Earlier this year, the New York Times revealed that the US government had purchased and used spyware created by Israeli hacking firm NSO Group. This spyware, Pegasus, can discreetly hack into mobile phones and download personal information without the user's knowledge.
In March 2022, President Biden signed an executive order banning the use of commercial spyware like Pegasus by US government agencies. However, a new NYT report has revealed that the FBI continues to use NSO Group's Landmark tracking software to track suspects in Mexico.
The FBI claimed it was misled by the private contractor Riva Networks, who failed to disclose they would be using NSO software. Riva Networks provided location tracking services to the FBI to help track drug cartels in Mexico.
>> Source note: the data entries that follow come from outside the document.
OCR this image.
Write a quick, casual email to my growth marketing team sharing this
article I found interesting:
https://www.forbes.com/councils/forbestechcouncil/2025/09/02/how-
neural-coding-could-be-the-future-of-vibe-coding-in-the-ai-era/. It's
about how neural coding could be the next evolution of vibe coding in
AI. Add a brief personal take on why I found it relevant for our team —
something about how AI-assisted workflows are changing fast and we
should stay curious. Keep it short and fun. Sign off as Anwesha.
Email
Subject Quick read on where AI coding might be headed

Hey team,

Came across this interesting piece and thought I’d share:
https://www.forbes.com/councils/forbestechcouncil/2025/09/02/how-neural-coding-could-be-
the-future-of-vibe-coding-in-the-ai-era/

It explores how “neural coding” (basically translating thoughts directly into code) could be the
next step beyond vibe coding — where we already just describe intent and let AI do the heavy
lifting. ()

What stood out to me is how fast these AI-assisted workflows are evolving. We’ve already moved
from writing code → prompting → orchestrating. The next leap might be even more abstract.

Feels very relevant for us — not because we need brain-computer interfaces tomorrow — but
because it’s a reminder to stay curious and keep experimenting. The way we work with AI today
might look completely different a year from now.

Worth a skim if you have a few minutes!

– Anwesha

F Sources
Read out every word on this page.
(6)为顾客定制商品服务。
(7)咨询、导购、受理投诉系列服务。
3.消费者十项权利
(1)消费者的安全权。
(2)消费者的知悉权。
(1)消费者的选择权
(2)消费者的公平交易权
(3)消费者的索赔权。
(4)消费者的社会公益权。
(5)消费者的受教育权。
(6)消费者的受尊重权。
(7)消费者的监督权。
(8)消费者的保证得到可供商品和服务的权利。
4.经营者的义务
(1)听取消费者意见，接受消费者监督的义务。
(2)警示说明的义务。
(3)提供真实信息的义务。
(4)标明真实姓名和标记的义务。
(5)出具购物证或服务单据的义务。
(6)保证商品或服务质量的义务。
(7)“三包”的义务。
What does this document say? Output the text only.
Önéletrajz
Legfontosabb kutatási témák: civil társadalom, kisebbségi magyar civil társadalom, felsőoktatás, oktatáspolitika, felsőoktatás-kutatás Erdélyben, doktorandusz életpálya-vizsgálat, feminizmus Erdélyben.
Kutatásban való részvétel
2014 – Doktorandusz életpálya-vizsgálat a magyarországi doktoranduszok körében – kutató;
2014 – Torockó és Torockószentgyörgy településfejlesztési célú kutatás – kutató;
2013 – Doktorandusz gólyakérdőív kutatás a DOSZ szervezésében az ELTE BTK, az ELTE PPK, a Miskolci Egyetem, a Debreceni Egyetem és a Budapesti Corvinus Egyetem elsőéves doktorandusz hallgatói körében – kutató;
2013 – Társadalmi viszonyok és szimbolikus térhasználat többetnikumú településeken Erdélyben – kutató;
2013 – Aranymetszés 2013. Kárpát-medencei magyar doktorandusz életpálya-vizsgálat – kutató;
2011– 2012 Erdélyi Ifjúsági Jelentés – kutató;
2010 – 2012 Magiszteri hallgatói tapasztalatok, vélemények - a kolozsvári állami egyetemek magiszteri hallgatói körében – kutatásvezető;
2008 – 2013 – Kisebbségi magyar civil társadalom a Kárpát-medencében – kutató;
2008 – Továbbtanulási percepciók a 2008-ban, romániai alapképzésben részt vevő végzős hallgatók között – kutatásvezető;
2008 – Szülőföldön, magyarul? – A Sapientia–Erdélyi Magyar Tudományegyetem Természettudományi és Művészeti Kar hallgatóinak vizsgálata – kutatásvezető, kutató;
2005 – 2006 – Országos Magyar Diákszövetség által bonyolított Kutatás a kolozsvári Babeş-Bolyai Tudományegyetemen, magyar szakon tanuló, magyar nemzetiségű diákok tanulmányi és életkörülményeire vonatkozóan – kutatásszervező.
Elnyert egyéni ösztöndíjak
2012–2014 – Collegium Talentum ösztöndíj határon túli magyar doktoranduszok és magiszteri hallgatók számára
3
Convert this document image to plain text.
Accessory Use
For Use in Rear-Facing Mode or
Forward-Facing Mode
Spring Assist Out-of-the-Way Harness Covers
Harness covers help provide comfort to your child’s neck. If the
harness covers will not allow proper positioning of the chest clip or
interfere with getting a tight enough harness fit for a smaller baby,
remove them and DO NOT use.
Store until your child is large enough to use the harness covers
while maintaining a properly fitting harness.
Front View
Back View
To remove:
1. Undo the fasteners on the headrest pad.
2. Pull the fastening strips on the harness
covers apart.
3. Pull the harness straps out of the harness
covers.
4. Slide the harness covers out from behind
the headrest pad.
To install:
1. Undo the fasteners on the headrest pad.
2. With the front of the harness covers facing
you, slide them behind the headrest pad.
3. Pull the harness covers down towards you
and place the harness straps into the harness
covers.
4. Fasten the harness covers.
Even after the March executive order, the FBI reportedly used Landmark as recently as this year before terminating the contract with Riva Networks.
The FBI now says it used the tool unwittingly and that Riva Networks misled the bureau. Once the agency discovered in late April that Riva had used the spying tool on its behalf, Christopher A. Wray, the FBI director, terminated the contract, according to U.S. officials.
This is not the first time the FBI has had ties to NSO Group's controversial spyware tools. Before the ban, the FBI considered utilizing Pegasus for domestic criminal investigations within the US.
NSO Group and its spyware products have faced widespread criticism for enabling government surveillance and suppressing political dissent globally. In 2021, at least nine iPhone devices belonging to U.S. State Department employees were spied on by NSO-backed spyware.
The software has been used numerous times to target government officials, journalists, business people, activists, academics, and embassy workers. Apple, on the other hand, sued NSO Group for spying on its customers.
The latest revelations that the US government continued to use these tools raise concerns about the proliferation of unregulated spyware.